To give their numbers context, let’s look at crime statistics:

In 2016, the FBI recorded 95,730 rapes. That’s 262 rapes a day.

The bureau recorded 17,250 murders. That’s about 47 murders per day.

There were 332,198 robberies nationwide in 2016. That’s 910 per day.

There were 803,007 aggravated assaults in 2016. That’s 2,200 per day.

If you add all these up, gun owners claimed to have stopped almost twice as many of the biggest crimes the FBI recorded actually happening in 2016. And if you consider that only about a third of American households have guns, you must come to the conclusion that the overwhelming amount of U.S. crime is actually being perpetuated against gun owners–in such vast amounts that if I were them, I would be afraid to leave the house.

There’s an easy way to avoid that paradox: They can admit their numbers are fraudulent. They are, in fact, 20 years old and based on a phone survey of *Americans whose stories were not externally validated by the study’s author. The reason gun owners tout these figures is a miscible concoction of fear, folk wisdom, peer approval and inherent trust in family members. In other words, the same qualities Bernie Madoff preyed upon.

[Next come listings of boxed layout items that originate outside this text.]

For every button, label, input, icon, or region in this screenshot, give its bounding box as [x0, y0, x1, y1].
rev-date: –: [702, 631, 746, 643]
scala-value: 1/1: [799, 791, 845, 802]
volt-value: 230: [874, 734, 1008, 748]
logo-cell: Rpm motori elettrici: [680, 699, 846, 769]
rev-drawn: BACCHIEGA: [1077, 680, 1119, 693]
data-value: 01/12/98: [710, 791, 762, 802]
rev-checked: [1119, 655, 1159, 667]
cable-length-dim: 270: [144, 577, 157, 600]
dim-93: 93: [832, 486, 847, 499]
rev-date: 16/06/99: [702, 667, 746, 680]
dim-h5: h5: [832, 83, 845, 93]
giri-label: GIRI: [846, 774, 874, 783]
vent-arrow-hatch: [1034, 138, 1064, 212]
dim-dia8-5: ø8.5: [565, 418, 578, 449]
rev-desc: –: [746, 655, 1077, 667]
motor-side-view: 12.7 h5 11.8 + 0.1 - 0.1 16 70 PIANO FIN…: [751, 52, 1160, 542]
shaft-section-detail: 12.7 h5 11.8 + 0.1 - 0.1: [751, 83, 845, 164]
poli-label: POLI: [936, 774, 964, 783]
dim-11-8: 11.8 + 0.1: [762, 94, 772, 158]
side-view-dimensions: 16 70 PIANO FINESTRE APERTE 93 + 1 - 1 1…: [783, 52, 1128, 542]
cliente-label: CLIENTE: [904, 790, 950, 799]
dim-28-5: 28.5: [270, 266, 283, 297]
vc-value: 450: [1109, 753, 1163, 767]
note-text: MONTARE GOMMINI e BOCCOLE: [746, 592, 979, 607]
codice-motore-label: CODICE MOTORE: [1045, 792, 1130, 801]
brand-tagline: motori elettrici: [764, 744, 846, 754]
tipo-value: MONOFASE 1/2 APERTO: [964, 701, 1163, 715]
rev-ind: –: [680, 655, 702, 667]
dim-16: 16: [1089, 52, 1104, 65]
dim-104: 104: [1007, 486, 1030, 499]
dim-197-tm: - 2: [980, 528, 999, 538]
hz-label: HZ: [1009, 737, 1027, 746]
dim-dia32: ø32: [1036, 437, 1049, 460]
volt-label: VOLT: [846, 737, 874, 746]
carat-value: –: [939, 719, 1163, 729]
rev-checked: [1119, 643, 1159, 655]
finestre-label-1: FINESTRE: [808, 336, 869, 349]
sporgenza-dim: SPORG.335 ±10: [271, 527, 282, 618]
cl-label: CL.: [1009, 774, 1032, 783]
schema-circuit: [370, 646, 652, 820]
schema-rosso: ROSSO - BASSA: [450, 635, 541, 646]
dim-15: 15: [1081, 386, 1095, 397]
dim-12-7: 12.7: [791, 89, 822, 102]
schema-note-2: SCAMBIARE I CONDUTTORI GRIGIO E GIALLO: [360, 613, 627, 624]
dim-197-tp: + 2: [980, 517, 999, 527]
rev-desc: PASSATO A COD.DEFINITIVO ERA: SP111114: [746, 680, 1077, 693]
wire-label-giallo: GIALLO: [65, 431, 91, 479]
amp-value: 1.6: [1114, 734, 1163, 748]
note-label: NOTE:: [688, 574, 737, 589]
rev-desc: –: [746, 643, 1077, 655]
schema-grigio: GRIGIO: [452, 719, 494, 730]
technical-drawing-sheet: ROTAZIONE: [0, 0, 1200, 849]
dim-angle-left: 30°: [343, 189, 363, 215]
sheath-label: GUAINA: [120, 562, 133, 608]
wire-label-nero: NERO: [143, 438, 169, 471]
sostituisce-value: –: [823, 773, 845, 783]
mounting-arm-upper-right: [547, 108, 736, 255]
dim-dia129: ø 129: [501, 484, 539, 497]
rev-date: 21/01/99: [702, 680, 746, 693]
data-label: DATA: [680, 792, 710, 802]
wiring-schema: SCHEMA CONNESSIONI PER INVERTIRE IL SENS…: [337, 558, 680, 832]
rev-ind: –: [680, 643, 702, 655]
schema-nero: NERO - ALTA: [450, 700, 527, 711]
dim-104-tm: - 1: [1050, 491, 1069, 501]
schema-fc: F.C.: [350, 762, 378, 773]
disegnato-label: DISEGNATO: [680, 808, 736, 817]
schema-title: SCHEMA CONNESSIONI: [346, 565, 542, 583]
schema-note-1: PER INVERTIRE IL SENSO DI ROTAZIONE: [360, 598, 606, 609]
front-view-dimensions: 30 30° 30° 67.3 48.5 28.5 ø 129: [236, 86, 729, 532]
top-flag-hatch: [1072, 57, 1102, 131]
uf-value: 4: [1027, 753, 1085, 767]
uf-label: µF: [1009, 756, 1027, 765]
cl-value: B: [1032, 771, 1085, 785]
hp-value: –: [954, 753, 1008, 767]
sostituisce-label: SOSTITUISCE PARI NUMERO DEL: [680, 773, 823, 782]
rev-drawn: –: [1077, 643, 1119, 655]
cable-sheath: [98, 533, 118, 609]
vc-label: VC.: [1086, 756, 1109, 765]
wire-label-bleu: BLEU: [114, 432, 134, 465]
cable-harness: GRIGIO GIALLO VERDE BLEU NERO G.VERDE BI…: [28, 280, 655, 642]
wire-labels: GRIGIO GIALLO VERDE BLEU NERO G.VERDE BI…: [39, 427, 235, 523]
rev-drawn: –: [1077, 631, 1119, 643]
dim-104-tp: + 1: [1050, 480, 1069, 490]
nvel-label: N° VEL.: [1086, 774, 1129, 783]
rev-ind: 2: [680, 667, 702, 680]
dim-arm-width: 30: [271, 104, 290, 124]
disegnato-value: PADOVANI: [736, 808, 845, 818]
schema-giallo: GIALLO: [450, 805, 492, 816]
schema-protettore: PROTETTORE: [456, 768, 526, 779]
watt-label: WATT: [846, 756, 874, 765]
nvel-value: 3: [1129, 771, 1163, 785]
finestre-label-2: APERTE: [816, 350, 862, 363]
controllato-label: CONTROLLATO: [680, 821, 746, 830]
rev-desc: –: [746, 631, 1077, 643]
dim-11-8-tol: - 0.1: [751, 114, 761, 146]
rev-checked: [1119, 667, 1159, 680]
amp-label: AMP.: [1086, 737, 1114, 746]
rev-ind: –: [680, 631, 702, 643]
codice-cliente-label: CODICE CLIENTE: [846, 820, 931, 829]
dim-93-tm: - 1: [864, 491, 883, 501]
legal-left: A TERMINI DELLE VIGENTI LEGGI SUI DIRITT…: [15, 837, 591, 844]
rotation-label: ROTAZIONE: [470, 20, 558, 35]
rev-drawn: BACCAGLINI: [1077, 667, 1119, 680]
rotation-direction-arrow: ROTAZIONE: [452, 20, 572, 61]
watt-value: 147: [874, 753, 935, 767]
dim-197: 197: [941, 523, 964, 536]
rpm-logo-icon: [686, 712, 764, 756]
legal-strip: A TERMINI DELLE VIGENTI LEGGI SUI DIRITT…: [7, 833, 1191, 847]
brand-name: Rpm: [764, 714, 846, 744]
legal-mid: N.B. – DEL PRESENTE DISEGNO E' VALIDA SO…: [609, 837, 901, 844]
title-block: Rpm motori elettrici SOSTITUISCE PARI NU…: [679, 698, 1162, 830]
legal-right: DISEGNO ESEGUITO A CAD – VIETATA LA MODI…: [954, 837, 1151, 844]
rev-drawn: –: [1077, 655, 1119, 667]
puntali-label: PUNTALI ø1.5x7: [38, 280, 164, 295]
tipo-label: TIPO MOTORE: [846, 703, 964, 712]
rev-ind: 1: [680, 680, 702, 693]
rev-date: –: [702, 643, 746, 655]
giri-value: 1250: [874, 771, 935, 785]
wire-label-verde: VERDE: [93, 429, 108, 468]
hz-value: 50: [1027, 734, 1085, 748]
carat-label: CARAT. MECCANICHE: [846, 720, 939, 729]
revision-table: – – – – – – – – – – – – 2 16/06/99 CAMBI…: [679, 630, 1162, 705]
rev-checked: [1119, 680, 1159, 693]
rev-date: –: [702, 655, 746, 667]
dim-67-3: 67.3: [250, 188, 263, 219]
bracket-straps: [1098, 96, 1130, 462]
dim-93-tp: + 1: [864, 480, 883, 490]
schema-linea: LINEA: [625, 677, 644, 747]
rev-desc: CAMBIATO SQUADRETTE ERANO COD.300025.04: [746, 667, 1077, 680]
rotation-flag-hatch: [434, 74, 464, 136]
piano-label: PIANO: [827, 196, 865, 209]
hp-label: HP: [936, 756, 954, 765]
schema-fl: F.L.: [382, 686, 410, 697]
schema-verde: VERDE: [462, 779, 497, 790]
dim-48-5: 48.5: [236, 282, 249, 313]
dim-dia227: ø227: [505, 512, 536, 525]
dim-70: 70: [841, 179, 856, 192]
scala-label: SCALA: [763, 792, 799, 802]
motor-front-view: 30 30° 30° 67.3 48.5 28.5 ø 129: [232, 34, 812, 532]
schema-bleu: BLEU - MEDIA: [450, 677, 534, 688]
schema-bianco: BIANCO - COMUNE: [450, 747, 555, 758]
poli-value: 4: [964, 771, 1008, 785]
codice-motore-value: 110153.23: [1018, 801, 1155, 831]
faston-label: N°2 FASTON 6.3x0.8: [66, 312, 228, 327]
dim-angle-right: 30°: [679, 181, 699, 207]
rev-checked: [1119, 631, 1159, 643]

If this were an insurance scam, it would work the same way: The unethical salesperson exaggerates the risk of failure, sells you a product that is actually riskier, then tells you to share that risk with others by telling them to buy it too. The problem with gun rights advocates, even if their hearts are in the right place, is that they have asked non-gun-owning two thirds of Americans to share risk that the unethical salesperson has laden them with (the heightened risk of getting shot), and help them participate in a demonstrable fraud.

Incidentally, there is a real number of defensive gun uses, and there’s little reason to believe it’s much higher than toddlers shooting themselves. It is easily canceled out by murders many times over. There are common sense physics reasons that guns are very limited as defensive weapons, but if you can’t understand that, I doubt you read this far. And if that’s the case, you’ll never know that the monster at the end of this story was you.

*I originally said mistakenly that this study was only of Floridians. It was a random phone national survey. However, the point remains that small sample data distorts meaningful results when you’re talking about rare events like defensive gun uses.